El presidente de la República Francesa asumió el martes una política basada en ayudas –más de 30 000 millones de euros recibirán las empresas– y recortes del gasto público.

Fue hace dos años. Toda una eternidad. Entre el discurso del candidato François Hollande en la localidad de Le Bourget (cerca de París) y su rueda de prensa como presidente de la República hay mucho más que diferencias sutiles: supone una auténtica ruptura.

El pasado martes 14 de enero, el jefe del Estado anunció su intención de continuar con la política económica puesta en marcha hace año y medio, al otorgar ayudas adicionales a las empresas por valor de 30 000 millones, mientras anuncia una nueva cura de austeridad. Y todo ello, pese al riesgo de ruptura definitiva con una parte de su electorado.

En aras del «pacto de responsabilidad», al que se refirió en su discurso del 31 de diciembre, François Hollande prevé eliminar, de aquí a 2015, las cotizaciones familiares que pagan las empresas, lo que se traduce en unos 30 o 35 000 millones de euros. Y puesto que también pretende reducir el déficit público, ha anunciado un nuevo programa de reducción del gasto del Estado, de las colectividades sociales y de la Seguridad Social. En total, supone una rebaja en el gasto, en los próximos tres años, de 50 000 millones de euros. Una suma nada desdeñable, que se suma al recorte de 15 000 millones previsto para 2014.

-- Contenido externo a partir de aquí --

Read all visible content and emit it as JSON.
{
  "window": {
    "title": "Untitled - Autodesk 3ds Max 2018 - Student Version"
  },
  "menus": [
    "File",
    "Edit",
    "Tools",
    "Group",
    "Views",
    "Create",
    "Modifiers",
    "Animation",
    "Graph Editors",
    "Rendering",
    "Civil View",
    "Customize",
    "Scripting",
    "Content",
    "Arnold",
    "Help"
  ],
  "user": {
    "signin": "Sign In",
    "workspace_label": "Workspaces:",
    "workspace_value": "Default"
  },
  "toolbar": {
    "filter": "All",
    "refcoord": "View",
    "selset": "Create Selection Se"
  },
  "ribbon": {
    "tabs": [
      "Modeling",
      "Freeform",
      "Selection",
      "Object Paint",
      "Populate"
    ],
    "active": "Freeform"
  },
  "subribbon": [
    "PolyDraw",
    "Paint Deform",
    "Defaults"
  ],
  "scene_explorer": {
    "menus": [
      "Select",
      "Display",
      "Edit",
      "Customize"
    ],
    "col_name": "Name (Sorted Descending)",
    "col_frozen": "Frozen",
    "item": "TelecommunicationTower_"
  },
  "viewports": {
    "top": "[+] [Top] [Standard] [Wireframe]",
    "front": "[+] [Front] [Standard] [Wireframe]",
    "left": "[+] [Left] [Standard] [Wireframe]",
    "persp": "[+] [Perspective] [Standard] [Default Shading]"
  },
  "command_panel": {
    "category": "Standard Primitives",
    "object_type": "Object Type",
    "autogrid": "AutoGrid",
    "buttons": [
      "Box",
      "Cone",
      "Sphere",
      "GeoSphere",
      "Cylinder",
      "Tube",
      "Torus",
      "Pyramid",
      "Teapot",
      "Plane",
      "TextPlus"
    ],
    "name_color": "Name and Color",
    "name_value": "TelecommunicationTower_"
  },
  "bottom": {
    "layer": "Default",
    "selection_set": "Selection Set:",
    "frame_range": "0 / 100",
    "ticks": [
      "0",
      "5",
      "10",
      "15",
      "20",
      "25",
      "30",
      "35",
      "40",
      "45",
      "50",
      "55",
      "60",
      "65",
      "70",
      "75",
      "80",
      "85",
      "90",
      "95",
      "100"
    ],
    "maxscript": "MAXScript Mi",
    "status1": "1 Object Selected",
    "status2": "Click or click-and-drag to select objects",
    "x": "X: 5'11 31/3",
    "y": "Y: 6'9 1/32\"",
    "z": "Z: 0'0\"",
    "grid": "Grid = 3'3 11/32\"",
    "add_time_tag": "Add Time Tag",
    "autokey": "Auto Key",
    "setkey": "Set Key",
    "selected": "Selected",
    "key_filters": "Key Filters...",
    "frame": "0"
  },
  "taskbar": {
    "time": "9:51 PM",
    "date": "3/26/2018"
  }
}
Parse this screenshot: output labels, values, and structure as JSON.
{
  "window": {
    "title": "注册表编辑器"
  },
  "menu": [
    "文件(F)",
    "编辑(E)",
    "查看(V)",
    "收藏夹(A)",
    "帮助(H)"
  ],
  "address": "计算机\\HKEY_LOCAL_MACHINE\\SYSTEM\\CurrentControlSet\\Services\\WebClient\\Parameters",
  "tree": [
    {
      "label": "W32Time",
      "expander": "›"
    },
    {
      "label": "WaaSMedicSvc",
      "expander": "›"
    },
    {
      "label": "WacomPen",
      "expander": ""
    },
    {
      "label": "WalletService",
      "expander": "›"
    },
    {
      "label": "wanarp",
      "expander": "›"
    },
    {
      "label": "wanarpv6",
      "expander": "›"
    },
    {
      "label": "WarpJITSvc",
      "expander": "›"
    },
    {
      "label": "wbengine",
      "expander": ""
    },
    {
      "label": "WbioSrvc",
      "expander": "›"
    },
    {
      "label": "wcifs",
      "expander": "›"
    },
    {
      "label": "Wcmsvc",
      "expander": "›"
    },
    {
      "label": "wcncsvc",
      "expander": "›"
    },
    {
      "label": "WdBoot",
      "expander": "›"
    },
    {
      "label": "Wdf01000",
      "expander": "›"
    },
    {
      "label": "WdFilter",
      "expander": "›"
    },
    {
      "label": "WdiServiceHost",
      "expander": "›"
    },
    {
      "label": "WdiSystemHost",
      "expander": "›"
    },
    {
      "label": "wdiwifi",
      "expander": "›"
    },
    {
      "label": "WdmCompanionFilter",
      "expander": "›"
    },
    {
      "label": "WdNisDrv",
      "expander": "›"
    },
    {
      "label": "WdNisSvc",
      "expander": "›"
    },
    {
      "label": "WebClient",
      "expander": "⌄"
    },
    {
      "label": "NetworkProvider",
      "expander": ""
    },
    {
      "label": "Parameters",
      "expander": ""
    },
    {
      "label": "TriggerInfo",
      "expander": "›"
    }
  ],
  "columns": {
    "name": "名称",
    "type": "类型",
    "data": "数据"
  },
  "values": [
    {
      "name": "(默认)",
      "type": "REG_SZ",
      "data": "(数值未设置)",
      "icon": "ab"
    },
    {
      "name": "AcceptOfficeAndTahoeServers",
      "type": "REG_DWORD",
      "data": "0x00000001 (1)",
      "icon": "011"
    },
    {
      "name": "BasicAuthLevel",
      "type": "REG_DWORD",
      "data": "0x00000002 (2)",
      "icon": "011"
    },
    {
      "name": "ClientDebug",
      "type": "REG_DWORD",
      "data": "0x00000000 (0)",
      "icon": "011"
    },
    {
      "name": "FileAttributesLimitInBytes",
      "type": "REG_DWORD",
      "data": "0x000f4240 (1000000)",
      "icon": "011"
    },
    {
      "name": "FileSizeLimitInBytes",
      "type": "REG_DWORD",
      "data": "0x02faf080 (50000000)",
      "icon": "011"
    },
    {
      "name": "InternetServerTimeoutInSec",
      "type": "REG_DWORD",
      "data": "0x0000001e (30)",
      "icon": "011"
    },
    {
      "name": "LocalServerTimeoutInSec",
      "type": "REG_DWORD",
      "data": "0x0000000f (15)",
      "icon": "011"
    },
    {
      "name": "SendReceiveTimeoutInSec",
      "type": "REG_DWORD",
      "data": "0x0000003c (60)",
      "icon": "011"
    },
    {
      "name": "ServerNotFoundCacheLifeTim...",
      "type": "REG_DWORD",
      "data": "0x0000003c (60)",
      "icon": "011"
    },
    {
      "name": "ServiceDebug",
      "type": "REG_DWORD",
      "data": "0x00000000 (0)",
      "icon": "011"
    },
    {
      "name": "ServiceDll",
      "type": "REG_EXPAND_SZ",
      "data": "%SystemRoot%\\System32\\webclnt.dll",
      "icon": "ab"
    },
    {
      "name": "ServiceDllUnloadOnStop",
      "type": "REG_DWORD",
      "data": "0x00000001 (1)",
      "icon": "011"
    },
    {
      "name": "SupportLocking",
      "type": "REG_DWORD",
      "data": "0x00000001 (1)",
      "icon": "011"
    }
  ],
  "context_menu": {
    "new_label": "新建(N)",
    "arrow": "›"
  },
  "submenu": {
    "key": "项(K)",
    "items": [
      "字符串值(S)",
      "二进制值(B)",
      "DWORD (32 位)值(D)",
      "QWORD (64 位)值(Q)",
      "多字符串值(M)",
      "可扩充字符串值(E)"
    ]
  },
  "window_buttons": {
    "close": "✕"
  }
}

Para muestra de la importancia de este « pacto », baste un botón. En primavera se presentará en el Parlamento un texto que recopilará dichas medidas, con las que el Gobierno se muestra comprometido. « No se trata de ir por otro camino, se trata de ir más rápido, de ir más lejos, de acelerar, de profundizar. En 2014, Francia no solo debe retomar la senda del crecimiento, que comienza a dibujarse, sino que este crecimiento ha de ser lo más vigoroso posible. Y solo lo conseguiremos con ayuda de todos y especialmente de las empresas, sin las que no puede haber creación en empleo a largo plazo », justificó François Hollande ante casi 600 periodistas en el Elíseo.

Desde su llegada al poder, en mayo de 2012, y especialmente desde el otoño de 2012 y con el anuncio del « pacto de competitividad » que permitió la rebaja impositiva a las empresas por valor de 20 000 millones, el presidente de la República ha optado por la política de la oferta, sin la cual hay que replantear los márgenes de las empresas para que creen más empleo. Sin embargo, es la primera vez que François Hollande lo asume abiertamente.

«Es hora de poner remedio al problema principal de Francia: la producción. Sí, la producción. Necesitamos producir más, tenemos que producir mejor. Por eso es necesario tomar medidas relacionadas con la oferta. ¡Sobre la oferta! Lo que no es contradictorio con la demanda. La oferta crea demanda», dijo el jefe del Estado durante su intervención inicial de 40 minutos. Este modelo está inspirado directamente en los trabajos del economista liberal del siglo XIX Jean-Baptiste Say.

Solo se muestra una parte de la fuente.